Among beans, fruits, and vegetables, the best sources of insoluble fiber are:

  • Kidney beans and white beans
  • Peas
  • Blackberries
  • Parsnips

I have learned to use peas in both hot and cold recipes for my family; I add them to meat dishes and stews as well as to salads. I have also found that for a change of pace, beans make a nice salad.

The following foods have less insoluble fiber than the above foods. But they still have respectable amounts:

  • Apples, pears, plums, and strawberries
  • Lima, pinto, or green beans
  • Broccoli and brussels sprouts
  • Potatoes (white)
  • Summer squash, tomatoes, and zucchini

Animal foods, fats, and oils contain no fiber. Only plant foods have it.

How Much Is Enough?

It makes good sense to eat more whole grain foods and more fibers. As mentioned earlier, a fiber intake of 30 to 40 grams has been proposed by several experts.

This does not mean that all the grains in your diet must be whole grains, or that every fruit and vegetable you choose must rate high of fiber.

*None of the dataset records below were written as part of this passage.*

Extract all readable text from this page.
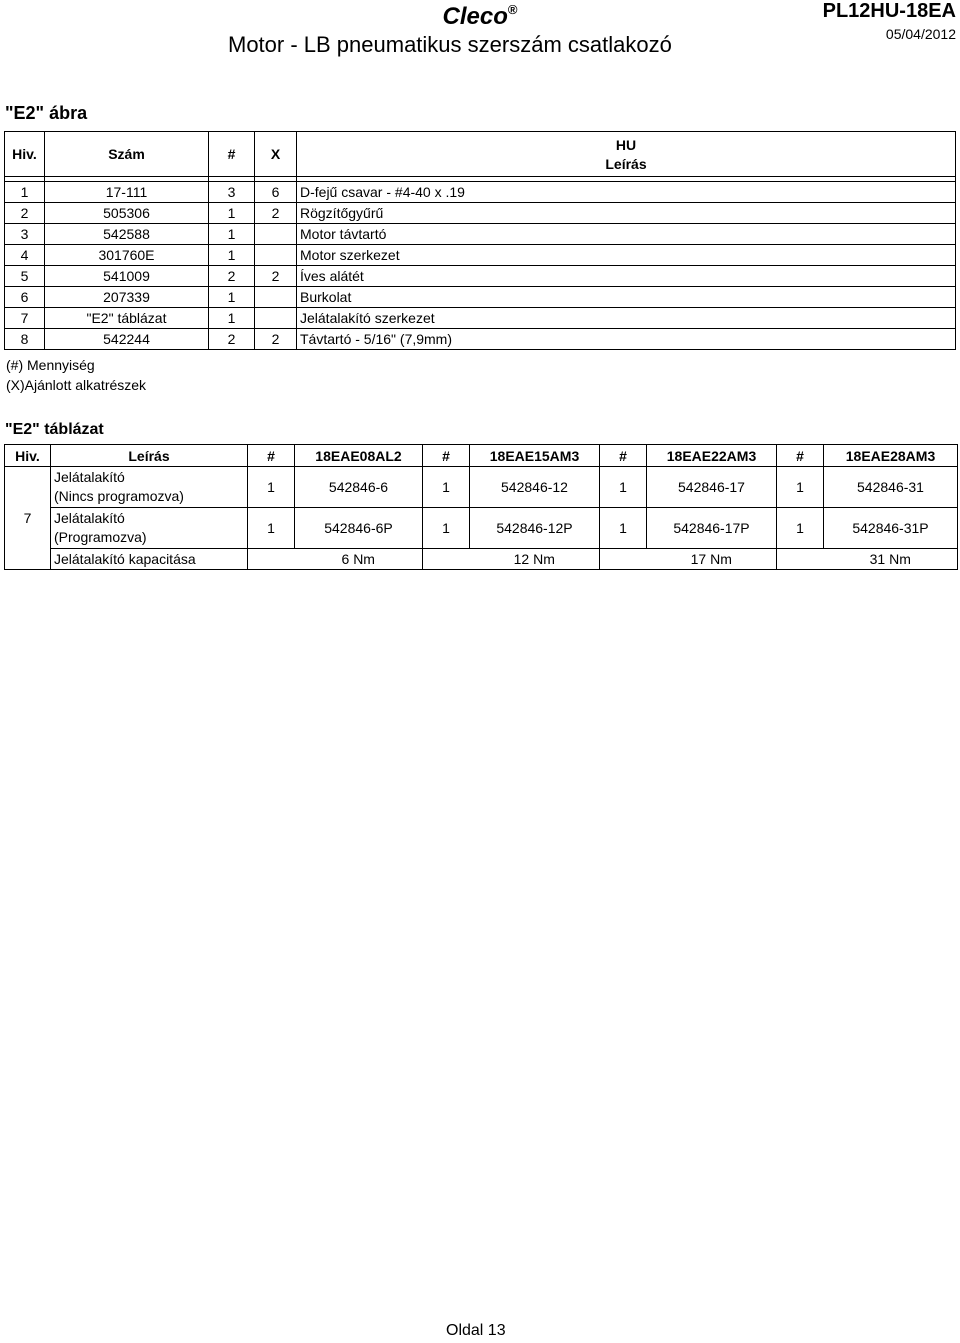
Cleco®
Motor - LB pneumatikus szerszám csatlakozó
PL12HU-18EA
05/04/2012
"E2" ábra
Hiv.	Szám	#	X	HU
Leírás

1	17-111	3	6	D-fejű csavar - #4-40 x .19
2	505306	1	2	Rögzítőgyűrű
3	542588	1		Motor távtartó
4	301760E	1		Motor szerkezet
5	541009	2	2	Íves alátét
6	207339	1		Burkolat
7	"E2" táblázat	1		Jelátalakító szerkezet
8	542244	2	2	Távtartó - 5/16" (7,9mm)
(#) Mennyiség
(X)Ajánlott alkatrészek
"E2" táblázat
Hiv.	Leírás	#	18EAE08AL2	#	18EAE15AM3	#	18EAE22AM3	#	18EAE28AM3
7	Jelátalakító
(Nincs programozva)	1	542846-6	1	542846-12	1	542846-17	1	542846-31

	Jelátalakító
(Programozva)	1	542846-6P	1	542846-12P	1	542846-17P	1	542846-31P
	Jelátalakító kapacitása		6 Nm		12 Nm		17 Nm		31 Nm
Oldal 13
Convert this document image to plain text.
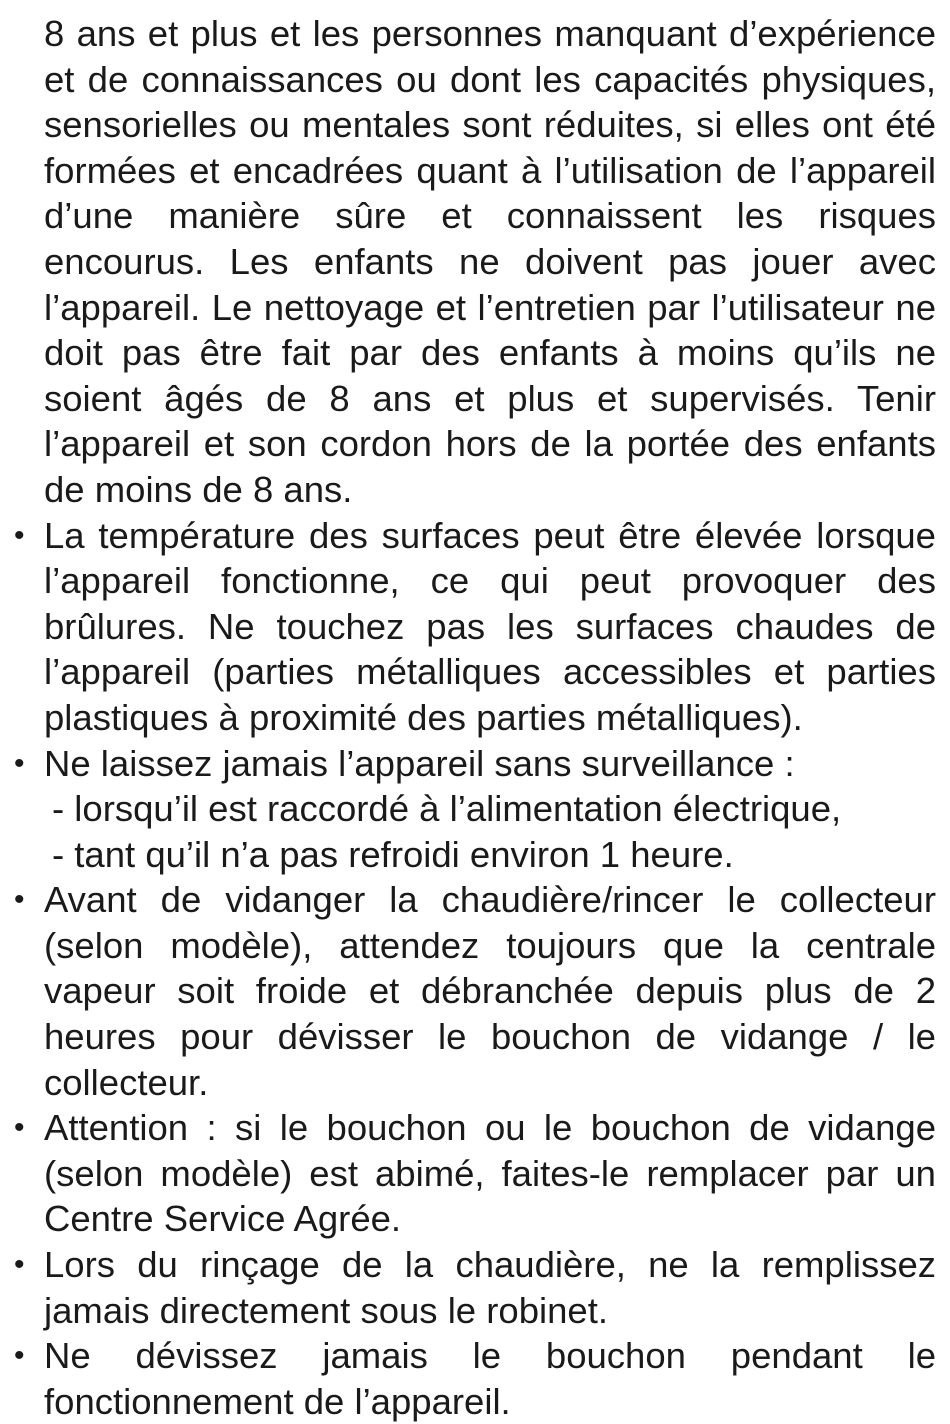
8 ans et plus et les personnes manquant d’expérience et de connaissances ou dont les capacités physiques, sensorielles ou mentales sont réduites, si elles ont été formées et encadrées quant à l’utilisation de l’appareil d’une manière sûre et connaissent les risques encourus. Les enfants ne doivent pas jouer avec l’appareil. Le nettoyage et l’entretien par l’utilisateur ne doit pas être fait par des enfants à moins qu’ils ne soient âgés de 8 ans et plus et supervisés. Tenir l’appareil et son cordon hors de la portée des enfants de moins de 8 ans.
• La température des surfaces peut être élevée lorsque l’appareil fonctionne, ce qui peut provoquer des brûlures. Ne touchez pas les surfaces chaudes de l’appareil (parties métalliques accessibles et parties plastiques à proximité des parties métalliques).
• Ne laissez jamais l’appareil sans surveillance :
- lorsqu’il est raccordé à l’alimentation électrique,
- tant qu’il n’a pas refroidi environ 1 heure.
• Avant de vidanger la chaudière/rincer le collecteur (selon modèle), attendez toujours que la centrale vapeur soit froide et débranchée depuis plus de 2 heures pour dévisser le bouchon de vidange / le collecteur.
• Attention : si le bouchon ou le bouchon de vidange (selon modèle) est abimé, faites-le remplacer par un Centre Service Agrée.
• Lors du rinçage de la chaudière, ne la remplissez jamais directement sous le robinet.
• Ne dévissez jamais le bouchon pendant le fonctionnement de l’appareil.
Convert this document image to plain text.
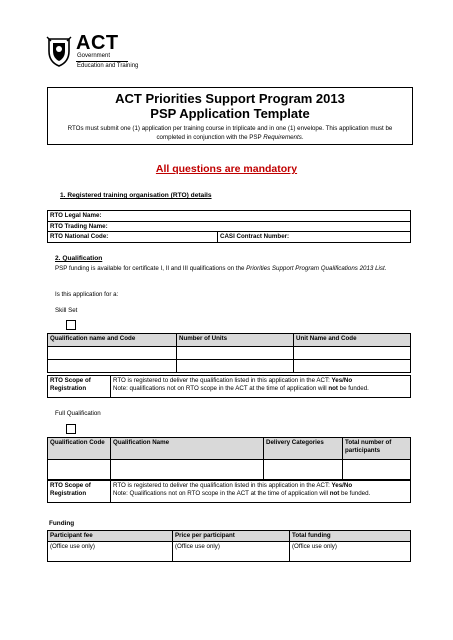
ACT
Government
Education and Training
ACT Priorities Support Program 2013
PSP Application Template
RTOs must submit one (1) application per training course in triplicate and in one (1) envelope. This application must be completed in conjunction with the PSP Requirements.
All questions are mandatory
1. Registered training organisation (RTO) details
RTO Legal Name:
RTO Trading Name:
RTO National Code:	CASI Contract Number:
2. Qualification
PSP funding is available for certificate I, II and III qualifications on the Priorities Support Program Qualifications 2013 List.
Is this application for a:
Skill Set
Qualification name and Code	Number of Units	Unit Name and Code

RTO Scope of Registration	RTO is registered to deliver the qualification listed in this application in the ACT: Yes/No
Note: qualifications not on RTO scope in the ACT at the time of application will not be funded.
Full Qualification
Qualification Code	Qualification Name	Delivery Categories	Total number of participants

RTO Scope of Registration	RTO is registered to deliver the qualification listed in this application in the ACT: Yes/No
Note: Qualifications not on RTO scope in the ACT at the time of application will not be funded.
Funding
Participant fee	Price per participant	Total funding
(Office use only)	(Office use only)	(Office use only)
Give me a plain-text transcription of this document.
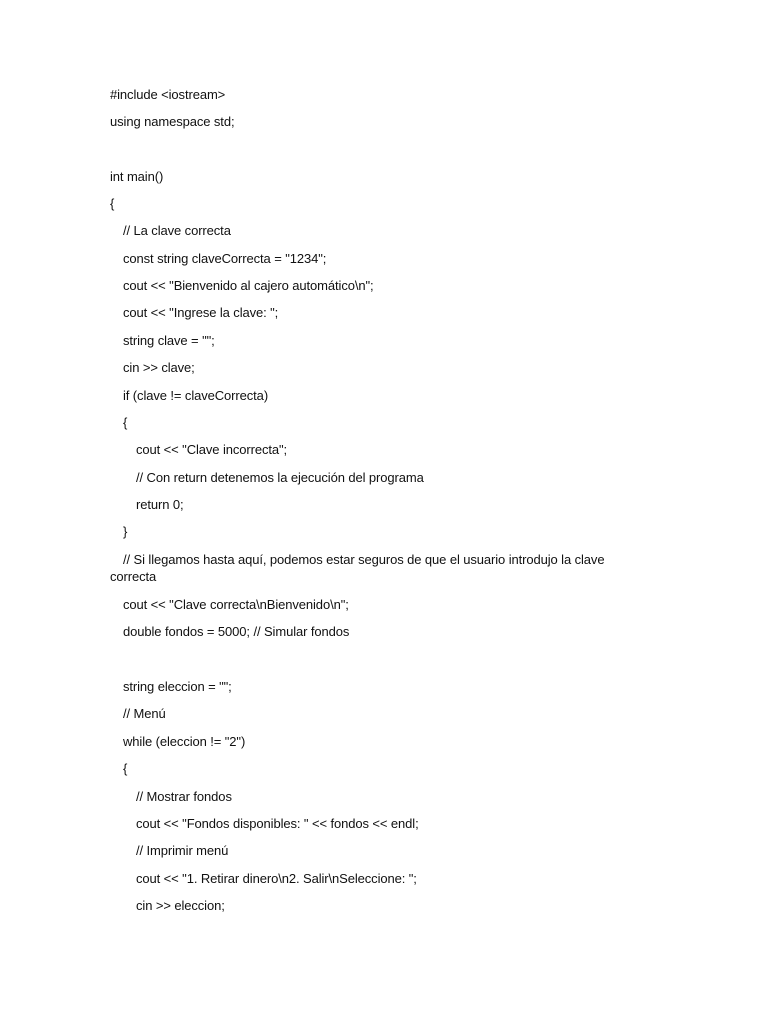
#include <iostream>
using namespace std;
int main()
{
// La clave correcta
const string claveCorrecta = "1234";
cout << "Bienvenido al cajero automático\n";
cout << "Ingrese la clave: ";
string clave = "";
cin >> clave;
if (clave != claveCorrecta)
{
cout << "Clave incorrecta";
// Con return detenemos la ejecución del programa
return 0;
}
// Si llegamos hasta aquí, podemos estar seguros de que el usuario introdujo la clave correcta
cout << "Clave correcta\nBienvenido\n";
double fondos = 5000; // Simular fondos
string eleccion = "";
// Menú
while (eleccion != "2")
{
// Mostrar fondos
cout << "Fondos disponibles: " << fondos << endl;
// Imprimir menú
cout << "1. Retirar dinero\n2. Salir\nSeleccione: ";
cin >> eleccion;
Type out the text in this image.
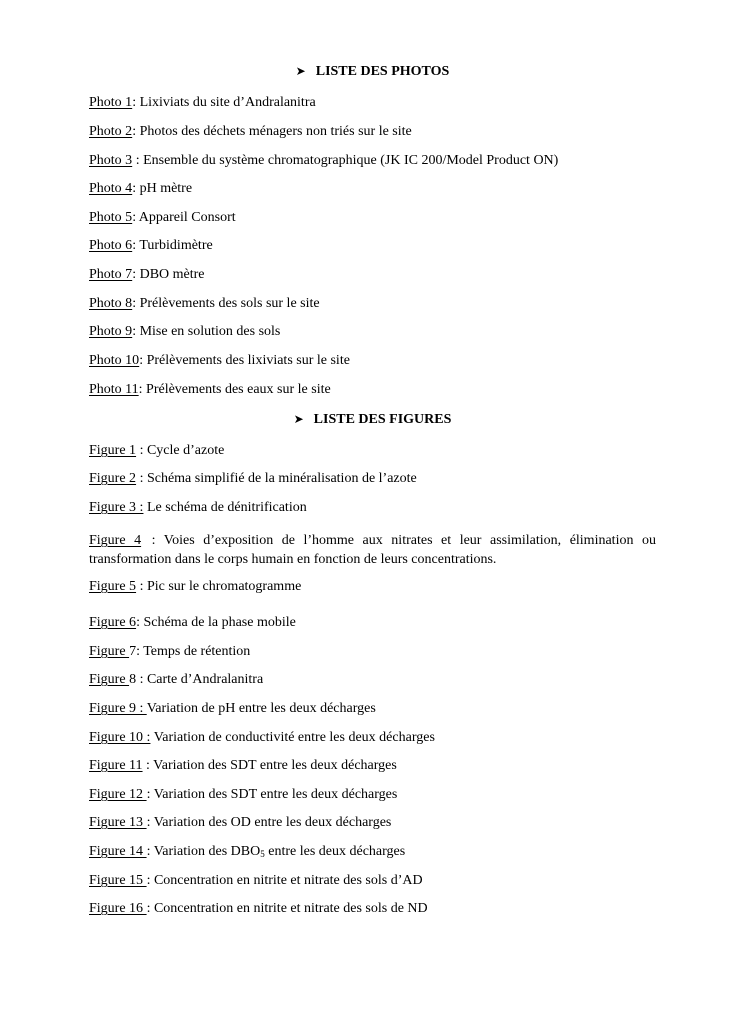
➤ LISTE DES PHOTOS
Photo 1: Lixiviats du site d’Andralanitra
Photo 2: Photos des déchets ménagers non triés sur le site
Photo 3 : Ensemble du système chromatographique (JK IC 200/Model Product ON)
Photo 4: pH mètre
Photo 5: Appareil Consort
Photo 6: Turbidimètre
Photo 7: DBO mètre
Photo 8: Prélèvements des sols sur le site
Photo 9: Mise en solution des sols
Photo 10: Prélèvements des lixiviats sur le site
Photo 11: Prélèvements des eaux sur le site
➤ LISTE DES FIGURES
Figure 1 : Cycle d’azote
Figure 2 : Schéma simplifié de la minéralisation de l’azote
Figure 3 : Le schéma de dénitrification
Figure 4 : Voies d’exposition de l’homme aux nitrates et leur assimilation, élimination ou transformation dans le corps humain en fonction de leurs concentrations.
Figure 5 : Pic sur le chromatogramme
Figure 6: Schéma de la phase mobile
Figure 7: Temps de rétention
Figure 8 : Carte d’Andralanitra
Figure 9 : Variation de pH entre les deux décharges
Figure 10 : Variation de conductivité entre les deux décharges
Figure 11 : Variation des SDT entre les deux décharges
Figure 12 : Variation des SDT entre les deux décharges
Figure 13 : Variation des OD entre les deux décharges
Figure 14 : Variation des $DBO_5$ entre les deux décharges
Figure 15 : Concentration en nitrite et nitrate des sols d’AD
Figure 16 : Concentration en nitrite et nitrate des sols de ND
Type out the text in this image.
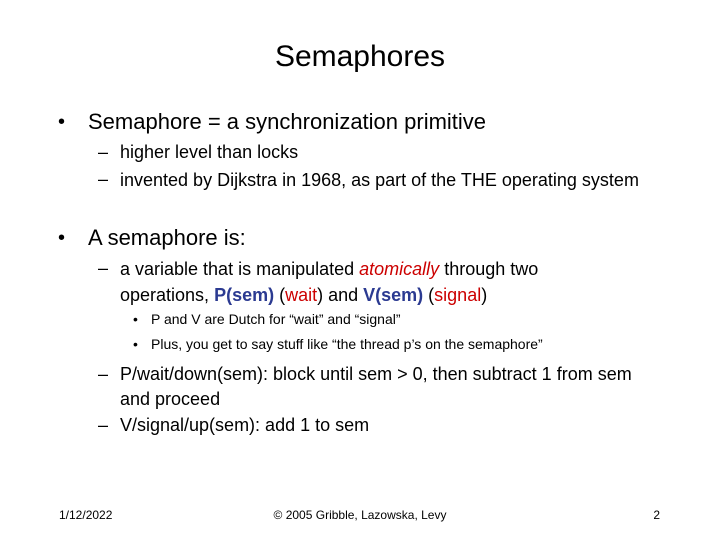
Semaphores
• Semaphore = a synchronization primitive
– higher level than locks
– invented by Dijkstra in 1968, as part of the THE operating system
• A semaphore is:
– a variable that is manipulated atomically through two operations, P(sem) (wait) and V(sem) (signal)
• P and V are Dutch for “wait” and “signal”
• Plus, you get to say stuff like “the thread p’s on the semaphore”
– P/wait/down(sem): block until sem > 0, then subtract 1 from sem and proceed
– V/signal/up(sem): add 1 to sem
1/12/2022	© 2005 Gribble, Lazowska, Levy	2
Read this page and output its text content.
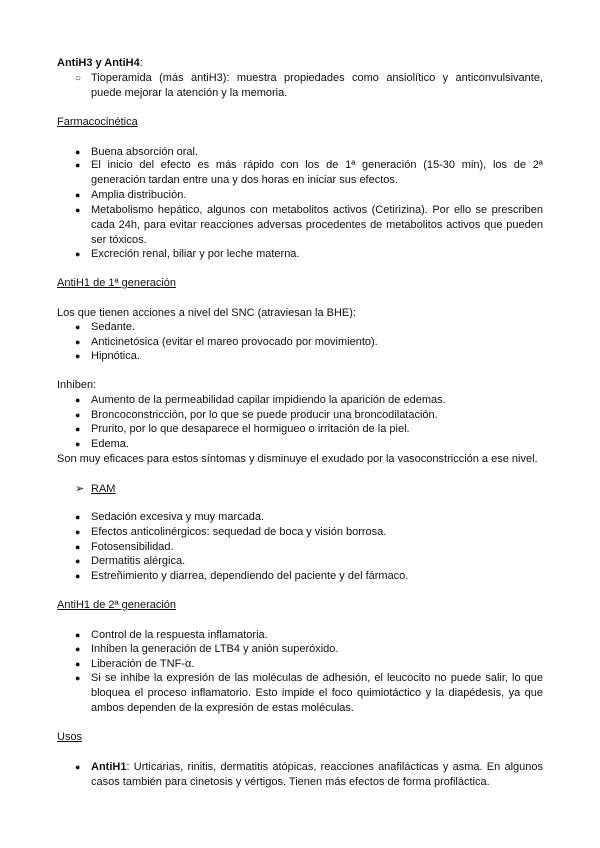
AntiH3 y AntiH4:
○ Tioperamida (más antiH3): muestra propiedades como ansiolítico y anticonvulsivante,
puede mejorar la atención y la memoria.
Farmacocinética
● Buena absorción oral.
● El inicio del efecto es más rápido con los de 1ª generación (15-30 min), los de 2ª
generación tardan entre una y dos horas en iniciar sus efectos.
● Amplia distribución.
● Metabolismo hepático, algunos con metabolitos activos (Cetirizina). Por ello se prescriben
cada 24h, para evitar reacciones adversas procedentes de metabolitos activos que pueden
ser tóxicos.
● Excreción renal, biliar y por leche materna.
AntiH1 de 1ª generación
Los que tienen acciones a nivel del SNC (atraviesan la BHE):
● Sedante.
● Anticinetósica (evitar el mareo provocado por movimiento).
● Hipnótica.
Inhiben:
● Aumento de la permeabilidad capilar impidiendo la aparición de edemas.
● Broncoconstricción, por lo que se puede producir una broncodilatación.
● Prurito, por lo que desaparece el hormigueo o irritación de la piel.
● Edema.
Son muy eficaces para estos síntomas y disminuye el exudado por la vasoconstricción a ese nivel.
➢ RAM
● Sedación excesiva y muy marcada.
● Efectos anticolinérgicos: sequedad de boca y visión borrosa.
● Fotosensibilidad.
● Dermatitis alérgica.
● Estreñimiento y diarrea, dependiendo del paciente y del fármaco.
AntiH1 de 2ª generación
● Control de la respuesta inflamatoria.
● Inhiben la generación de LTB4 y anión superóxido.
● Liberación de TNF-α.
● Si se inhibe la expresión de las moléculas de adhesión, el leucocito no puede salir, lo que
bloquea el proceso inflamatorio. Esto impide el foco quimiotáctico y la diapédesis, ya que
ambos dependen de la expresión de estas moléculas.
Usos
● AntiH1: Urticarias, rinitis, dermatitis atópicas, reacciones anafilácticas y asma. En algunos
casos también para cinetosis y vértigos. Tienen más efectos de forma profiláctica.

My suggestion is to make about half the grains in your diet whole grains. I am not with those who despise any grain food made from refined grains.

True, refined grain foods contain less of certain minerals than whole grain foods. And they have less fiber, though in some cases (such as brown versus white rice or whole wheat pasta versus white pasta), the differences are small.

But this is not to say that foods made with white flour are worthless. They provide respectable levels of protein, iron, and certain vitamins. And they are low in fat and cholesterol and often low in sodium.

In short, there is something good to be said for both whole grain and refined grain foods. A reasonable balance between the two is a moderate, sensible approach.

Can Fiber Cause Trouble?

There is one reason not to go all out when it comes to fiber. Though it has its good points, fiber has not been given a clean bill of health just yet.

Nutritionists have known for decades that fiber can bind to minerals in food, preventing the body from absorbing them. All forms of fiber have this ability.